The efforts of the activist yielded the information that the Election Commission (EC) had objected when the government wanted to introduce the electoral bonds scheme by objecting to the amendments to the Finance Act, 2017. Even the RBI had objected to the scheme. But the government overrode all objections to notify the scheme. An analysis by the ADR shows that electoral bonds worth Rs 6128cr have been sold in the period between March 2018 and October 2019. Of this, the major part, or 78%, or Rs 4794, was sold between January and May 2019. The BJP received 95% of the funding through this route.
The only reason that one can think for the government's continued insistence that the electoral bonds in their present form are transparent and a big electoral reform is that the BJP is the biggest beneficiary of such funding at present. Otherwise, any instrument that is sold payable to bearer without disclosing the name of the payer can never be transparent.
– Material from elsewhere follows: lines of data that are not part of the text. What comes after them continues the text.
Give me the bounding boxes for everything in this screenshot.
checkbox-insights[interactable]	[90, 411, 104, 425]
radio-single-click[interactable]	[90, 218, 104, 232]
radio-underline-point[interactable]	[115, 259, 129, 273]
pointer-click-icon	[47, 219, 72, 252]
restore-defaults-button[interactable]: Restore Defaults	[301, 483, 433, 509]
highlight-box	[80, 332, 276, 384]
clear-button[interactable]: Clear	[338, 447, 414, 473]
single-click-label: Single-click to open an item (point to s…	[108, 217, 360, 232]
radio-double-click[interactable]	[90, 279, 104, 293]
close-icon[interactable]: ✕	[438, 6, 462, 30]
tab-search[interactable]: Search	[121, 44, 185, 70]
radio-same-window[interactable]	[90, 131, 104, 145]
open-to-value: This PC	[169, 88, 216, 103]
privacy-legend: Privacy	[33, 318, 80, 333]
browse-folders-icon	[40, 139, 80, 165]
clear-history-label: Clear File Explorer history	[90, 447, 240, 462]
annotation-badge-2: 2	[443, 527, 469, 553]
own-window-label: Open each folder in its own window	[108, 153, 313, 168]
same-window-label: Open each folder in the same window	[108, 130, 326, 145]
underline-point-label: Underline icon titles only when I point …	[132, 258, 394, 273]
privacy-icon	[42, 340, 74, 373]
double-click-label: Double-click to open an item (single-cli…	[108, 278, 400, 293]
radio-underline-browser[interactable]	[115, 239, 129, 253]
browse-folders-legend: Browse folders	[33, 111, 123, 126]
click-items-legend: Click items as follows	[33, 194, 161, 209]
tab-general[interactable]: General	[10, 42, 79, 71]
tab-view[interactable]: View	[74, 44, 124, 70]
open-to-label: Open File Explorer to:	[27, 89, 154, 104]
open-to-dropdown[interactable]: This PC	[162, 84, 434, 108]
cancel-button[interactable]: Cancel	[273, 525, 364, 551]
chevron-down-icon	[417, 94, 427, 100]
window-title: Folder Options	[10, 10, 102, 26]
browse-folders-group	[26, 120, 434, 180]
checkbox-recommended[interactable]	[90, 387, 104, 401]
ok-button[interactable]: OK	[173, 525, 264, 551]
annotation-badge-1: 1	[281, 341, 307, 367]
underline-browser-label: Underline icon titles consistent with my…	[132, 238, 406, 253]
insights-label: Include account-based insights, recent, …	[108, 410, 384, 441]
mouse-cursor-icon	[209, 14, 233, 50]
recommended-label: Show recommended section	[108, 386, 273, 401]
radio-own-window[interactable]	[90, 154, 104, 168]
The government harps on the fact that since the bonds can only be purchased through banking channels, they cannot be purchased with black money. Hence, they will reduce the use of black money in elections.
But the government is ignoring the fact that if the name of the donor is not disclosed and if it is only known to the party receiving the funds, it opens the doors for corruption and quid pro quo. At present, political parties have to disclose the name of all donors who donate above Rs 20000 in cash or any amount by cheque. If a company donates Rs 2cr to any party, the party will have to disclose the name of the company to the Election Commission while the company will have to disclose the name of the party in its balance sheet. But if the donation is made through electoral bonds, the party will disclose it got the amount and the company will disclose that it paid the amount. But the party will not disclose the company's name and the company will not disclose the party's name. Is this transparency? Is this reform? Or is this invitation for quid pro quo?